Dear Sir or Madam,

in connection with Art. 13 and 14 of Regulation (EU) 2016/679 of the European Parliament and of the Council of 27th April 2016 on the protection of individuals with regard to the processing of personal data and on the free flow of such data, and repealing Directive 95/46 / EC (GDPR), we inform you that:

1. The administrator of your personal data is Cleanproject z o.o. sp.k, Aleja Krakowska 110/114, Building B-25, 02-256 Warsaw, hereinafter referred to as the Administrator, contact regarding data protection is possible at the following e-mail address: office@cleanproject.pl or tel. +48 786 863 790.

2. The purpose of processing personal data by Cleanproject z o.o. sp.k, is mostly the fulfillment of orders/sale contracts and contracts for the provision of services, including trainings, in compliance with our offer, as well as the execution of legal obligations and enforcing any claims arising from civil law and defense against claims, if they appear.

3. The legal basis for the processing of your personal data is:

4. • 6 sec. 1 letter b of the GDPR, i.e. processing is necessary to conclude and/or execute the contract that binds us;
   • 6 sec. 1 lit. c GDPR, i.e. processing is necessary to fulfill our obligations, such as accounting and financial settlements, including tax settlements;
   • 6 sec. 1 lit. f GDPR, i.e. processing is necessary for the purposes of the legitimate interests of the Administrator, which may be: the possible need to defend or implement civil law claims, direct marketing of products and services, as well as the execution of the contract concluded with Cleanproject Sp. z o.o. sp.k on your behalf as a third party, when a party to the contract is another entity or when you are the contact person for the purpose of executing the contract.
   • 6 sec. 1 lit. a GDPR, i.e. processing takes place on the basis of the given consent (exceptional situations, e.g. using your image)

4. We usually receive your data directly from you as a result of establishing business contacts. It may happen that we receive it from third parties, e.g. your employer/contractor if you are the person for whom the contract is being executed or when, for example, you are given as a contact person for the purpose of executing the contract.

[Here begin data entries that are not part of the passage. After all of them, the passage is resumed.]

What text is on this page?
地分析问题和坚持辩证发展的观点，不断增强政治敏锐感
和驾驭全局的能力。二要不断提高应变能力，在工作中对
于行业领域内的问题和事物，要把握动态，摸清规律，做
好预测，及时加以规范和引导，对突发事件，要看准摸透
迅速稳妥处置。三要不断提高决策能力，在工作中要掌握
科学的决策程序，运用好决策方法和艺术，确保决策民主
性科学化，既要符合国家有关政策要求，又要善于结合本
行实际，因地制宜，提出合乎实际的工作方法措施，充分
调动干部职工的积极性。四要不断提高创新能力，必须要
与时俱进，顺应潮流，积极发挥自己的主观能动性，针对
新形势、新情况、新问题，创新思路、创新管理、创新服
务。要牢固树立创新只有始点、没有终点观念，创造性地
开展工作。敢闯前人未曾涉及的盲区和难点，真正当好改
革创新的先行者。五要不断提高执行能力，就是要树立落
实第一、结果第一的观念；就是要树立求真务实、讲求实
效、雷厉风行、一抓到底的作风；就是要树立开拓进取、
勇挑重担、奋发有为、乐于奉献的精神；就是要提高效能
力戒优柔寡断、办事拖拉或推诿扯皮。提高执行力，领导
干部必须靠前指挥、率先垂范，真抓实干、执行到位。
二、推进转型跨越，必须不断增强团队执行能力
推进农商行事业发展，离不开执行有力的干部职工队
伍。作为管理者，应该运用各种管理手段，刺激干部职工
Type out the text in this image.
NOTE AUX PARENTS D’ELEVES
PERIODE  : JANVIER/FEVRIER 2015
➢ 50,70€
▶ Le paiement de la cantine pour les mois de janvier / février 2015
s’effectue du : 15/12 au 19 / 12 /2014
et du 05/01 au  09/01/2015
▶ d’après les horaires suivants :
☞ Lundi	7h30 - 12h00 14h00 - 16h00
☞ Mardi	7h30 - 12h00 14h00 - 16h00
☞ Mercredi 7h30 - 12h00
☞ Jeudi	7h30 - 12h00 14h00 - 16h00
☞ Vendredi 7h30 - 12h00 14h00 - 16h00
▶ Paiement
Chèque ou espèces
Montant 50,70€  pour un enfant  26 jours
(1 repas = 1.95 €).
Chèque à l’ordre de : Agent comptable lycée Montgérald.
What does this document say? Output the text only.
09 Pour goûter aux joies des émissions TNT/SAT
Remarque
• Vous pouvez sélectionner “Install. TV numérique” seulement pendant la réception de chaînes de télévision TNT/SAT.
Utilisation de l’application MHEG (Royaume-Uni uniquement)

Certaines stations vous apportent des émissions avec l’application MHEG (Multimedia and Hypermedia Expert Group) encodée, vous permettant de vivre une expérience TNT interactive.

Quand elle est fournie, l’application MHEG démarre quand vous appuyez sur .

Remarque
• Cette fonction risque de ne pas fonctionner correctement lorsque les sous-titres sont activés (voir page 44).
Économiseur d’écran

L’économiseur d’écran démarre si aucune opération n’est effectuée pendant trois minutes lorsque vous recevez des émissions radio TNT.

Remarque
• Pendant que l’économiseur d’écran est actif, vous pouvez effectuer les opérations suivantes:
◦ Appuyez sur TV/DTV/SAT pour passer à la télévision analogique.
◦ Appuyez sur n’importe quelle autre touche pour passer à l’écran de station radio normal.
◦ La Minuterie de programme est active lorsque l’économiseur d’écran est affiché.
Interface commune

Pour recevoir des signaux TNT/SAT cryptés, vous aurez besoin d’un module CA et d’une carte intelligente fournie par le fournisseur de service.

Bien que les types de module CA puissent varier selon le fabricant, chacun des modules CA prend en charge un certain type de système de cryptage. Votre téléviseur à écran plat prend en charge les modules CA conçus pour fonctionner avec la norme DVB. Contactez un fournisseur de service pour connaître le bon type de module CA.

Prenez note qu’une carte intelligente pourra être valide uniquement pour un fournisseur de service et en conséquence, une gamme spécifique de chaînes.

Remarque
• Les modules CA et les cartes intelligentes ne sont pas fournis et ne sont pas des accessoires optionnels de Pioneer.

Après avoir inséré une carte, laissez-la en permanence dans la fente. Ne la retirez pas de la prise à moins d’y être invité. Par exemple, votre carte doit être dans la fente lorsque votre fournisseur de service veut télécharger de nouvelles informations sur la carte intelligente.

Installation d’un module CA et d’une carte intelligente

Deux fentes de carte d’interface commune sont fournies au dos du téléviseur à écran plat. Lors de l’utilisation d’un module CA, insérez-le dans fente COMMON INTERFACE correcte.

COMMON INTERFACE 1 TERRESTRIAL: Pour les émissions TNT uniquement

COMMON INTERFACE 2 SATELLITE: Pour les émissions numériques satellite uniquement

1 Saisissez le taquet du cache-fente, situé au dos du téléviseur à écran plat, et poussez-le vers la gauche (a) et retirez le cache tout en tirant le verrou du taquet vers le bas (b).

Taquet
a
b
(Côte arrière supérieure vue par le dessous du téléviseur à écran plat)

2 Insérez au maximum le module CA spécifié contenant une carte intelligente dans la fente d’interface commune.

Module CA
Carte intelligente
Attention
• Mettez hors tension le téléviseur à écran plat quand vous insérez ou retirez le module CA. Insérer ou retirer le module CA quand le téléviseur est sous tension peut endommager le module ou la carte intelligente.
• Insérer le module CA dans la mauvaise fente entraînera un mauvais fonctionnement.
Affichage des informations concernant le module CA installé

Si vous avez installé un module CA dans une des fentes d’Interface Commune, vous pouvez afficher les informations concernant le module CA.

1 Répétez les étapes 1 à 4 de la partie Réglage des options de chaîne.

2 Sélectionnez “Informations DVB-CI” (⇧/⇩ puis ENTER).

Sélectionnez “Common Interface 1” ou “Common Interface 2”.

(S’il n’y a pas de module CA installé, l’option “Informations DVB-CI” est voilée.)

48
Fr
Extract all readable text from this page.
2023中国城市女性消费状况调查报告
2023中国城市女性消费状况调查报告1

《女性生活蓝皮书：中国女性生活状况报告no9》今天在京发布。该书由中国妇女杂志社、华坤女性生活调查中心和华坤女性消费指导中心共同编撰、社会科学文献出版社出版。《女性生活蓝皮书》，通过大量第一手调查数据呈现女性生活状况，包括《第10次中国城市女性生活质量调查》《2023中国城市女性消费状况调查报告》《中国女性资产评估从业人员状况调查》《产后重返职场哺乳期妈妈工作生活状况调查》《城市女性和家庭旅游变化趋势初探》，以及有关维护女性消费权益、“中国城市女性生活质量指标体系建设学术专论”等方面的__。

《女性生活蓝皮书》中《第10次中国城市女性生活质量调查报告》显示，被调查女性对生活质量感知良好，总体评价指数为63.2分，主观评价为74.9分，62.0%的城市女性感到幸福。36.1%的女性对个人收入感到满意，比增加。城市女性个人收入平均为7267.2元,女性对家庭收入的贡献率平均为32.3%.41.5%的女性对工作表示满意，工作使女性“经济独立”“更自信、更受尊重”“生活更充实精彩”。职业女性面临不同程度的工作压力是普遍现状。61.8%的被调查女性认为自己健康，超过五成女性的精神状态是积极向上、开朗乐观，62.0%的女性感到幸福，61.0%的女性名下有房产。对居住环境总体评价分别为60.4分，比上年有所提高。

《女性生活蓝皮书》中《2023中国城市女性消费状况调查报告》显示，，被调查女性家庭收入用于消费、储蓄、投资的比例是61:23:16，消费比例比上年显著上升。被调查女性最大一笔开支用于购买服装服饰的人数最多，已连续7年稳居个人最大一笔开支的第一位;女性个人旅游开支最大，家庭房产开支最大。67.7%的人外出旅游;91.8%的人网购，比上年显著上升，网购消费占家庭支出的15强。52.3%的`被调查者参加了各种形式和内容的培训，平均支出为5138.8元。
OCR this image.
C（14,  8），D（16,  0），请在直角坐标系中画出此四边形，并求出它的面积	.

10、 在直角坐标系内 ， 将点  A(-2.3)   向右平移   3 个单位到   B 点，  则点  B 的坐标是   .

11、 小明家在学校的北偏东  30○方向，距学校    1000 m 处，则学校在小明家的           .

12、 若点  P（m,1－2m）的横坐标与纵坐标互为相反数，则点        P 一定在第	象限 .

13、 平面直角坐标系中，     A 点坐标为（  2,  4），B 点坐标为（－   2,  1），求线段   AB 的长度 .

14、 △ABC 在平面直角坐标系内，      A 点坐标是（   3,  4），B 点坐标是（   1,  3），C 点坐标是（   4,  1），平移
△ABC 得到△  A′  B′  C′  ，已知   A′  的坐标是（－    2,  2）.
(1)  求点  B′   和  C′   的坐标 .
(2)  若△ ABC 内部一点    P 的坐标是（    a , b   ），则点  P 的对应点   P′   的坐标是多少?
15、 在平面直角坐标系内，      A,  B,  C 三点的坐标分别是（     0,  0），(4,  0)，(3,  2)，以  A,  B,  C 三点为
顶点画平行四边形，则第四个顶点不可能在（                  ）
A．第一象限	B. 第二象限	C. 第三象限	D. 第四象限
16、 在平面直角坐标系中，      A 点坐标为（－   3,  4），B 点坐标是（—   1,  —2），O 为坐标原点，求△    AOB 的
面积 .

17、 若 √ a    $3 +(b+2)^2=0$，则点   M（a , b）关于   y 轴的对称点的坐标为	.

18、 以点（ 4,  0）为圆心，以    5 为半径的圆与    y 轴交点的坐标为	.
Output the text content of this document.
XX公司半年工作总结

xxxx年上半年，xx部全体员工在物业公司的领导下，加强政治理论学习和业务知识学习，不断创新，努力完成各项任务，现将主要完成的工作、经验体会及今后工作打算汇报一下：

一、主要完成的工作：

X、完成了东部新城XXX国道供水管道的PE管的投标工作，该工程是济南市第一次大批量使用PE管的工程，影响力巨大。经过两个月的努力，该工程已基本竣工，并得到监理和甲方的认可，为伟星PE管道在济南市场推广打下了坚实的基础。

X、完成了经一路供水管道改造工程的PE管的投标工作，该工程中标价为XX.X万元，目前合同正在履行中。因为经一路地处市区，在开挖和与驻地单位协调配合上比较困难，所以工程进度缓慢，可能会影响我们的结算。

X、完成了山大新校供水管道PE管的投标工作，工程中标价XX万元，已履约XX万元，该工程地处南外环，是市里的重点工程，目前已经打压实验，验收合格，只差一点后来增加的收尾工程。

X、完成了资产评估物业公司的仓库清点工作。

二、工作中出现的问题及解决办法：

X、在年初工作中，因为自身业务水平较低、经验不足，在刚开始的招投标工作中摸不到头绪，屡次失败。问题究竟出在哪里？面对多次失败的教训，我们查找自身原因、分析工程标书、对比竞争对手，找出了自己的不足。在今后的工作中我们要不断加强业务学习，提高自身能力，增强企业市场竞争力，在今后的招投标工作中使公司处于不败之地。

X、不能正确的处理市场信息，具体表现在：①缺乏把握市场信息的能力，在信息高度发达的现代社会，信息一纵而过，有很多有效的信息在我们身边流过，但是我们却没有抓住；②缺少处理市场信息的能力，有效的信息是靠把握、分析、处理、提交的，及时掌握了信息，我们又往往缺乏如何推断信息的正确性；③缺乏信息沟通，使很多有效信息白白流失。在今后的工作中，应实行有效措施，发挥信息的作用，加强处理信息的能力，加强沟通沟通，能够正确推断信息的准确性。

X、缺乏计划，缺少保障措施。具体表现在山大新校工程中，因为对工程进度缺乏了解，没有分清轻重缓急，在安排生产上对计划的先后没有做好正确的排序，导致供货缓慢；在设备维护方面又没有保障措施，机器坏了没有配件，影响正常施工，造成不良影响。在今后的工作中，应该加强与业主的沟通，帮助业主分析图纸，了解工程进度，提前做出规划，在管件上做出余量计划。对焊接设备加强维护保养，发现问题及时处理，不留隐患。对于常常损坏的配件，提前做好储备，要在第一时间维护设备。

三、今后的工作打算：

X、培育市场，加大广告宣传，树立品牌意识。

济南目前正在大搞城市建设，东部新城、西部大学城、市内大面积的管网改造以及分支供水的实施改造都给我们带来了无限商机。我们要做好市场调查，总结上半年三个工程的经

5.The recipients of personal data are only entities authorized to obtain personal data on the basis of legal provisions or in connection with contracts concluded with the Administrator. The following can be considered recipients:

• banks and other entities in the field of payment processing
• postal operators, courier companies
• entities cooperating with us in the field of IT services, e.g. maintenance and updating of the IT system, hosting services, website maintenance, entities providing HR and accounting services,
• entities cooperating with us in the implementation of trainings, eg the Polish Association of Clean Technologies or ICCCS (International Confederation of Contamination Control Societies) as an accreditation institution.

6. Providing personal data is voluntary, but necessary for the conclusion and execution of the contract, refusal to provide it may result in the inability to conclude and/or execute the contract.

7. Personal data will be stored for the period required by law, not longer than 10 years, as this is the period of possible claim assertion. In the case of data processing on the basis of consent, it will be processed until the purpose of processing ceases or the consent is withdrawn.

8. Your data, as a rule, is not transferred outside the European Economic Area. However, it may happen that as part of the use of sub-supplier tools, such as Microsoft Teams, the data is placed on servers in the USA. In such a case, Microsoft, within the scope of applicable contractual clauses, ensures that this processing is carried out in accordance with applicable regulations, using appropriate legal mechanisms and security standards. In the case of organizing IEC training accredited by ICCCS and passing the exams, the names and surnames of people who have obtained the certificate, as well as their country of origin, and the date and type of the course are entered and published in the register, available at the link: https://www.icccs.net / graduate-register /. ICCCS is the data controller and its privacy policy is available at https://www.icccs.net/privacy-policy-2/.

9. Under the terms of the GDPR, you have the right to:

• access to the content of the data, including the right to obtain a copy of this data,
• rectification of data,
• deletion of data,
• data processing restrictions,
• data portability,
• raise an objection,
• withdrawal of consent in the event that the Administrator has obtained such consent to the processing of personal data (however, this withdrawal will not affect the lawfulness of the processing carried out before its withdrawal),
• bring a complaint with the supervisory body (the President of the Personal Data Protection Office) if it is found that the processing of personal data violates the provisions of Regulation EU 2016/679 on data protection (GDPR).

10. We do not make decisions that would be based on the automated processing of your data, including profiling.